Wednesday, June 22, 2022

warranties aren't advertising b/c it's not plausible that anyone reads them before purchase

Plateau Casualty Ins. Co. v. Securranty, Inc., 2022 WL 2205263, -- F. Supp. 3d --, No. 2:22-cv-00007 (M.D. Tenn. Jun. 22, 2022)

Held: A warranty is not “commercial advertising or promotion” under the Lanham Act.

Plaintiffs terminated an agreement to insure Securranty Inc.’s warranties for products like laptops and cell phones, but Securranty allegedly continued to represent that its warranties were still insured by them. Plaintiffs sued for breach of contract under Tennessee common law and false advertising in violation of the Lanham Act. (OK, I’m not a big false endorsement fan, but … isn’t this false endorsement? Insert your own insurance-related pun.)

Securranty’s protection plan allegedly continued to state that its obligations under the plan “are guaranteed under a reimbursement insurance policy issued by Plateau Insurance Company” located in Crossville, Tennessee; that the plan in Florida “is directly issued by the insurer ... Plateau Insurance Company”; and that the plan in Washington is “backed by the full faith and credit” of Plateau.
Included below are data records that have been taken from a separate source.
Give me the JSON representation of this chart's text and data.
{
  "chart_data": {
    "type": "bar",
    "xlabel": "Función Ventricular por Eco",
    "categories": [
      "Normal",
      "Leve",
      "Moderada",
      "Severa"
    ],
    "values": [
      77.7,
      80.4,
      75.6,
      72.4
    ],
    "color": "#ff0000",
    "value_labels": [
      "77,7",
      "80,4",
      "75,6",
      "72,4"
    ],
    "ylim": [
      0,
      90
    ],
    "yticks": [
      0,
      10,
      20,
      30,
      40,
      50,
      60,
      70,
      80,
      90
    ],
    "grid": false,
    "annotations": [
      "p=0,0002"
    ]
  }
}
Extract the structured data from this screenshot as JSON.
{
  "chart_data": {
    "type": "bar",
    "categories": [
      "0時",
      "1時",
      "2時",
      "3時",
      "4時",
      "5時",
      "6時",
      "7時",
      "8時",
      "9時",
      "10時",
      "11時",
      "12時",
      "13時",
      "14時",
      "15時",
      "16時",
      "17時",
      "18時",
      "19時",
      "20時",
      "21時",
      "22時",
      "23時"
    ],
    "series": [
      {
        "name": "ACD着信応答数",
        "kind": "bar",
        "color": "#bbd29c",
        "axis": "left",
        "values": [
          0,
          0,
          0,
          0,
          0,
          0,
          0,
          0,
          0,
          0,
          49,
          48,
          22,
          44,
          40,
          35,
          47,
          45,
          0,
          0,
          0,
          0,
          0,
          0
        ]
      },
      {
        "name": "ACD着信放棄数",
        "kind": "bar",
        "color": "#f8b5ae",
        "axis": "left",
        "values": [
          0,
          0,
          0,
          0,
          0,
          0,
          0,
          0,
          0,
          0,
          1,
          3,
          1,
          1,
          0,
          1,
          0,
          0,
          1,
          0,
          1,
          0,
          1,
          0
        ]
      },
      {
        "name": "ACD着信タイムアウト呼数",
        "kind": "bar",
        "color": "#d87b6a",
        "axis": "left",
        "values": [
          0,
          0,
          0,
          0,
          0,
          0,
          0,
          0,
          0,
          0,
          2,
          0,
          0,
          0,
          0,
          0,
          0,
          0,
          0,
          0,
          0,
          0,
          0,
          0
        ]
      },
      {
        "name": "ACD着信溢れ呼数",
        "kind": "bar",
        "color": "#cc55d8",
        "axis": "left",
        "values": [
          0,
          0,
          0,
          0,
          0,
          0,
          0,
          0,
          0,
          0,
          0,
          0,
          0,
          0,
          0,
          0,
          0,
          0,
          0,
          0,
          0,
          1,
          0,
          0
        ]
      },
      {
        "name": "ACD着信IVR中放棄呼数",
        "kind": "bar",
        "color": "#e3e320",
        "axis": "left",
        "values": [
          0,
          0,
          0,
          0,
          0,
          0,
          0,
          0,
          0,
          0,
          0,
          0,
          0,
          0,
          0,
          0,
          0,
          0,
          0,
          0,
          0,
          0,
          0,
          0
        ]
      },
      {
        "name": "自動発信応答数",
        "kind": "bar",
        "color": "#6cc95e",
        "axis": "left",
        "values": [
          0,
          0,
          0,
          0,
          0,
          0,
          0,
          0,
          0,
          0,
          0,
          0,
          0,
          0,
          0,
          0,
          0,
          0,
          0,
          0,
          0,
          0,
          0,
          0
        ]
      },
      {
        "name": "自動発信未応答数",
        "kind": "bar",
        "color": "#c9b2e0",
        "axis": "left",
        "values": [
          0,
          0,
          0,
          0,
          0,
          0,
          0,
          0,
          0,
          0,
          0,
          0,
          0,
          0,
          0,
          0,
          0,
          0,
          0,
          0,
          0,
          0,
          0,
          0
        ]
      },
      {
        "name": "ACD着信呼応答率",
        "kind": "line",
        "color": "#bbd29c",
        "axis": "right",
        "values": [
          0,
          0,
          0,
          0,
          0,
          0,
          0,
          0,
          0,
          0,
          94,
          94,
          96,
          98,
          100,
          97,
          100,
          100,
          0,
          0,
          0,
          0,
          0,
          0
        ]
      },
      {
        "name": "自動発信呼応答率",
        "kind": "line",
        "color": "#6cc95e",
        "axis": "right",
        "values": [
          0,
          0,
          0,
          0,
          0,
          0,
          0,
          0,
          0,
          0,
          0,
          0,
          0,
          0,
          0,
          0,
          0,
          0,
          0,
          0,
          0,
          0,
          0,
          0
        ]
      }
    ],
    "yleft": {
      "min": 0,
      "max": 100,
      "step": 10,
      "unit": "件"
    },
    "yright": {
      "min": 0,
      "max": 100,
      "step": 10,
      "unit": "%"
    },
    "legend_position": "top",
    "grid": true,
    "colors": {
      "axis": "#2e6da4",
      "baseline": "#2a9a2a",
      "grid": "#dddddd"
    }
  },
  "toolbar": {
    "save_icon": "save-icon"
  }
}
Securranty argued both that there was no misrepresentation in “commercial advertising or promotion” and that plaintiffs failed to allege the loss of any customers as a result of Securranty’s alleged deception, an argument the court didn’t reach but mentioned should plaintiffs amend their complaint. (Is injury required for a §43(a)(1)(A) claim? Shouldn’t it be?)

The Sixth Circuit “define[d] ‘commercial advertising or promotion’ as: (1) commercial speech; (2) for the purpose of influencing customers to buy the defendant’s goods or services; (3) that is disseminated either widely enough to the relevant purchasing public to constitute advertising or promotion within that industry or to a substantial portion of the plaintiff’s or defendant’s existing customer or client base.”

The court found no case holding that “warranty policies fall outside the scope of the Lanham Act as a matter of law.” But several decisions hold that a product insert that a consumer finds only after opening an item cannot be “commercial advertising or promotion” for Lanham Act purposes. So too with user manuals provided to the customer upon purchase of a product are not commercial advertising under the Lanham Act, even if the manuals were available at trade shows “because they were not made available to the general purchasing public or in sufficient quantities to constitute an advertisement.” [There are a handful of cases saying that product inserts/catalogs delivered with the product are commercial advertising/promotion because they are invitations to keep buying more from the same company, which I think make sense.]

The court inferred, based on Securranty’s argument and the “silence” of the complaint, that “the purchaser of a laptop or cell phone is unaware of the language in the warranty until after the purchase has been made.” This probably does pass muster under Twiqbal common sense, but it is a particularly good illustration of the way that “consent” to terms in an adhesion contract is a pure legal fiction. It is so fictional that parties other than the bound consumer don’t have to pretend that it’s true!

“The Terms and Conditions reference the past by thanking the customer for his or her purchase and speaks in terms of individuals who have ‘purchased the protection plan.’ More tellingly, the Complaint contains no allegations that purchasers are given a copy of the Terms and Conditions beforehand.” Even if the terms were also on Securranty’s website, it wasn’t plausible that website warranty terms constituted misrepresentation for “the purpose of influencing the purchasing decisions of the consuming public,” and that “the contested representations [were] part of an organized campaign to penetrate the relevant market intended to influence potential customers to purchase its product.” Also, plaintiffs didn’t allege proximate causation therefrom.